During a Wednesday briefing, Karoline Leavitt, the White House press secretary, repeated Trump’s support and said the president “continues to have confidence in his national security team.” She confirmed Waltz had taken responsibility and said both the National Security Council and White House counsel’s office were “looking into how a reporter’s number was inadvertently added.”
But Democrats on the House Intelligence Committee weren’t buying the defense. They pressed CIA Director John Ratcliffe and Director of National Intelligence Tulsi Gabbard on whether anything discussed in the Signal thread should have been classified. Both Ratcliffe and Gabbard said none of the shared info was classified, even though it included strike timing and military hardware.
That explanation didn’t land with Rep. Joaquin Castro, a Democrat from Texas. “The idea that this information, if it was presented to our committee, would not be classified,” Castro said, “y’all know is a lie.”
Even with his TV catchphrase “You’re fired” still hanging over his legacy, Trump doesn’t like cutting off loyalists. Several officials around him said it’s highly unlikely that either Waltz or Hegseth will get fired, at least not directly.
But another former senior Trump official who worked on foreign policy told NBC that a resignation was the only logical step. “This is serious, and it can’t just be sloughed off,” they said. “Any honorable public servant would see that and recognize that they’ve made a mistake of serious proportions, and a lesson needs to be learned from it.”
That same person said Trump deserved credit for standing by his team, but added, “I can assure you, if that were me, I would have resigned.”
Rep.

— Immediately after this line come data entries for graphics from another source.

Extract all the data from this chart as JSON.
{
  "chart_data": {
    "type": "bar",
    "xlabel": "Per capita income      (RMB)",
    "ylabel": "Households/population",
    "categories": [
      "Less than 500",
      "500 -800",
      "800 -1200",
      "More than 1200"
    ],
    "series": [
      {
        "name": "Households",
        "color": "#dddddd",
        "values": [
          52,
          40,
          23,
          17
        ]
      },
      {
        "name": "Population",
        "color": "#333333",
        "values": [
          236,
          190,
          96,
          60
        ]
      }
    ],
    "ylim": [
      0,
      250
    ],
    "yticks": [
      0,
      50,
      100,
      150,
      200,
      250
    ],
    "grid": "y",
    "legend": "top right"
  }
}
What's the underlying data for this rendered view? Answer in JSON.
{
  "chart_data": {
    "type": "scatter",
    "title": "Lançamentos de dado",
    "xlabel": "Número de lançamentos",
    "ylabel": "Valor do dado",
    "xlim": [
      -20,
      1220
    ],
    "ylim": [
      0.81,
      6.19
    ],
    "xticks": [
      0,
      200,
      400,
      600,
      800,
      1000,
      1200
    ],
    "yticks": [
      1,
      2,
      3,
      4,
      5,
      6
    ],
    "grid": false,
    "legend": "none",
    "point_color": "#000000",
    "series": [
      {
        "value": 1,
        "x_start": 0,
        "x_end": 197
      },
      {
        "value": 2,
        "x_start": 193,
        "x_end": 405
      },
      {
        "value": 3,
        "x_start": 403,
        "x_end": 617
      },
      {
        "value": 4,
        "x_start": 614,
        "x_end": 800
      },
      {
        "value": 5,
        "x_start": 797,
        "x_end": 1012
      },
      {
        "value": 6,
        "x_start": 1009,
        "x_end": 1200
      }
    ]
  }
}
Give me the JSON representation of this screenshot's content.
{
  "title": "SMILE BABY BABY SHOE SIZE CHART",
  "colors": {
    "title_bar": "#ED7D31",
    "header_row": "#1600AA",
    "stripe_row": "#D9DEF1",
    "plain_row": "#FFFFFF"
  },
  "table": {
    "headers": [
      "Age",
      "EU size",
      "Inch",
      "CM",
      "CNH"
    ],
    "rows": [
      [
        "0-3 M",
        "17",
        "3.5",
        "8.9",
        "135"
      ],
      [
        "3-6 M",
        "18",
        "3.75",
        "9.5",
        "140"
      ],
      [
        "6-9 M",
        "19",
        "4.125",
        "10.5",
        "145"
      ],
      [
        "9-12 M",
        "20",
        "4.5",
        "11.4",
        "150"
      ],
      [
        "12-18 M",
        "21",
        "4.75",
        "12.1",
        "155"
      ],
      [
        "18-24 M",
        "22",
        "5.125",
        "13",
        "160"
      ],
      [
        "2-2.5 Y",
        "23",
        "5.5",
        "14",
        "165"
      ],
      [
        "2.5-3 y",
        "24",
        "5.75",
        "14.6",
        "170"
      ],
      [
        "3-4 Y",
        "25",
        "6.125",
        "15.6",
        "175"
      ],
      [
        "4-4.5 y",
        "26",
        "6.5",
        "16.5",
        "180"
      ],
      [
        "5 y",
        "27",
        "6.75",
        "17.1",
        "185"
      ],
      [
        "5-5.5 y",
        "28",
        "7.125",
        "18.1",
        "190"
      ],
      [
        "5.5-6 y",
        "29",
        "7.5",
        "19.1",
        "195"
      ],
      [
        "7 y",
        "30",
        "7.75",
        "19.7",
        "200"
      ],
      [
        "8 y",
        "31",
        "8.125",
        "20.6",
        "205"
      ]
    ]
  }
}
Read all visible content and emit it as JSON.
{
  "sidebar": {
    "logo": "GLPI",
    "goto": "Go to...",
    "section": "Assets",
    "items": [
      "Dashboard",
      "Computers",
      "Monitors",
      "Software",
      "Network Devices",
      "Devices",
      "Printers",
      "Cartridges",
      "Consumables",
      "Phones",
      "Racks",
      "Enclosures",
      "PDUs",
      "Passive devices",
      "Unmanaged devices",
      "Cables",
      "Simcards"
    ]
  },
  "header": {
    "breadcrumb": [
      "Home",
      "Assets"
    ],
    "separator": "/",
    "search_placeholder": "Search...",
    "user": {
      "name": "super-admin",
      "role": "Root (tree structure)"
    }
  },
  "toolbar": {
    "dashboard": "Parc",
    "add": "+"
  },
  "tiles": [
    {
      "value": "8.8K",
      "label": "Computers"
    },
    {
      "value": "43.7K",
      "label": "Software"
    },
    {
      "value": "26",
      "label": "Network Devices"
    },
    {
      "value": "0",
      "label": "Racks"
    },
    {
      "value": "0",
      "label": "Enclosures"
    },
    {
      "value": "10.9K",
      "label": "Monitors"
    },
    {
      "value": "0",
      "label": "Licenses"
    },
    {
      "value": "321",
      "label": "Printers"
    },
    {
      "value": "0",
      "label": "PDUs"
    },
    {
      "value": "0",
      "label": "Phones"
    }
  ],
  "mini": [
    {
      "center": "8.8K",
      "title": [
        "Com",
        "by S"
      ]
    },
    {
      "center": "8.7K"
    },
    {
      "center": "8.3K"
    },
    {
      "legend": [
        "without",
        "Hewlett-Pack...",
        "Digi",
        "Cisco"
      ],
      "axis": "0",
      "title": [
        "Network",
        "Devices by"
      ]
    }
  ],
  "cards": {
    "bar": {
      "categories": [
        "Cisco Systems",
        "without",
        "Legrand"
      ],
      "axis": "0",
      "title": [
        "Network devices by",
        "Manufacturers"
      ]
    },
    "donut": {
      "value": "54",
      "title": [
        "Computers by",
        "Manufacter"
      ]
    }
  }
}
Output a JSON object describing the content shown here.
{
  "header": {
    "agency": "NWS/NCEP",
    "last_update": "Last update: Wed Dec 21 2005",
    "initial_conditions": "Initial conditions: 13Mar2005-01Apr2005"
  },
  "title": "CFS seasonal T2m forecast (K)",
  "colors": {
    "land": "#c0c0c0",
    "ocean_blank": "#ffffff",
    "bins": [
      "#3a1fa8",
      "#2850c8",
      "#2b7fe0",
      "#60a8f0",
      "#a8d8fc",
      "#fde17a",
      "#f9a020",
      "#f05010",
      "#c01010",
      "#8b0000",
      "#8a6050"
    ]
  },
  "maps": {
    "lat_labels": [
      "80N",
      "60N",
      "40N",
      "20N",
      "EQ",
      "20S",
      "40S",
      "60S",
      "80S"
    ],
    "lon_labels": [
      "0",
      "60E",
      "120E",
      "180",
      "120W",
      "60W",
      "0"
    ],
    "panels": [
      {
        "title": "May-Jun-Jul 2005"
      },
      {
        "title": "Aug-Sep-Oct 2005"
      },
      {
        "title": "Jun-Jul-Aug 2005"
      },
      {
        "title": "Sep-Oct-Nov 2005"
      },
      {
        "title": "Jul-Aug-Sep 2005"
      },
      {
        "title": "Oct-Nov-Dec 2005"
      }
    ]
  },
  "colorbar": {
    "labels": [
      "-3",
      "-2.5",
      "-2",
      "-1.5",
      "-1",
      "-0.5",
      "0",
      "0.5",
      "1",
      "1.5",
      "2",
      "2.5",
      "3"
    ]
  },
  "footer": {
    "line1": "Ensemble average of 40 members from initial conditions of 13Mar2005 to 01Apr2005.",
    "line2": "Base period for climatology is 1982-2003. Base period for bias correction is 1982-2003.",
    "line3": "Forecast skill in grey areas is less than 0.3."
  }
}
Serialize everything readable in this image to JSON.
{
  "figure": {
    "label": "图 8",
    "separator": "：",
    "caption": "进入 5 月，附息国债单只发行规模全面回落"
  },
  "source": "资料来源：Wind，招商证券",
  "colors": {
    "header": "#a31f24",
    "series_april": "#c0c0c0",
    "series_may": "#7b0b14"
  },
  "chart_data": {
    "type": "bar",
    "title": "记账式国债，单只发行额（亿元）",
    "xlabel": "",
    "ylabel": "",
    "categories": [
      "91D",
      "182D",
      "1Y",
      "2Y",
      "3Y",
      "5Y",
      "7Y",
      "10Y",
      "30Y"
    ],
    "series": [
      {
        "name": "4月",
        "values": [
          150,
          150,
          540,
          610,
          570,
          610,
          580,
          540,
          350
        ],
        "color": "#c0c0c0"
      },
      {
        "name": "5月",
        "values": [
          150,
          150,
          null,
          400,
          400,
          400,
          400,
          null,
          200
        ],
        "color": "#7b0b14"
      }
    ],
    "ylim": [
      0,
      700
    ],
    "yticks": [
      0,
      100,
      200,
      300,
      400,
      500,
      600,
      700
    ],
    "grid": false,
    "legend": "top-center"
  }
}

Don Bacon, a Republican from Nebraska and former Air Force officer, also criticized how the White House handled the issue. “The White House is in denial that this was not classified or sensitive data,” Bacon said. “They should just own up to it and preserve credibility.”
Some Trump allies say firing someone would look like a loss. But others think doing nothing looks worse. Right now, Trump’s top advisers are stuck giving clumsy, sometimes contradictory statements just to keep things from blowing up even more.
At one briefing, Karoline Leavitt asked reporters, “Do you trust the secretary of Defense, who was nominated for this role, voted by the United States Senate into this role, who has served in combat, honorably served our nation in uniform? Or do you trust Jeffrey Goldberg, who is a registered Democrat and an anti-Trump sensationalist reporter?”
Trump tried to separate Pete Hegseth from the mess, saying, “It had nothing to do with anyone else. It was Mike, I guess. I don’t know. I always thought it was Mike. Hegseth is doing a great job. He had nothing to do with this.”
Tomi Lahren also went after the idea that Goldberg got in the chat by mistake. “A lot of people’s BS meters are going to go off, and rightfully so when you tell them that Casper the friendly ghost added [Goldberg],” she said during an appearance on OutKick. “Like, come on, don’t insult our intelligence. Tell us it was a big mess up. Tell us you take full responsibility and accountability.”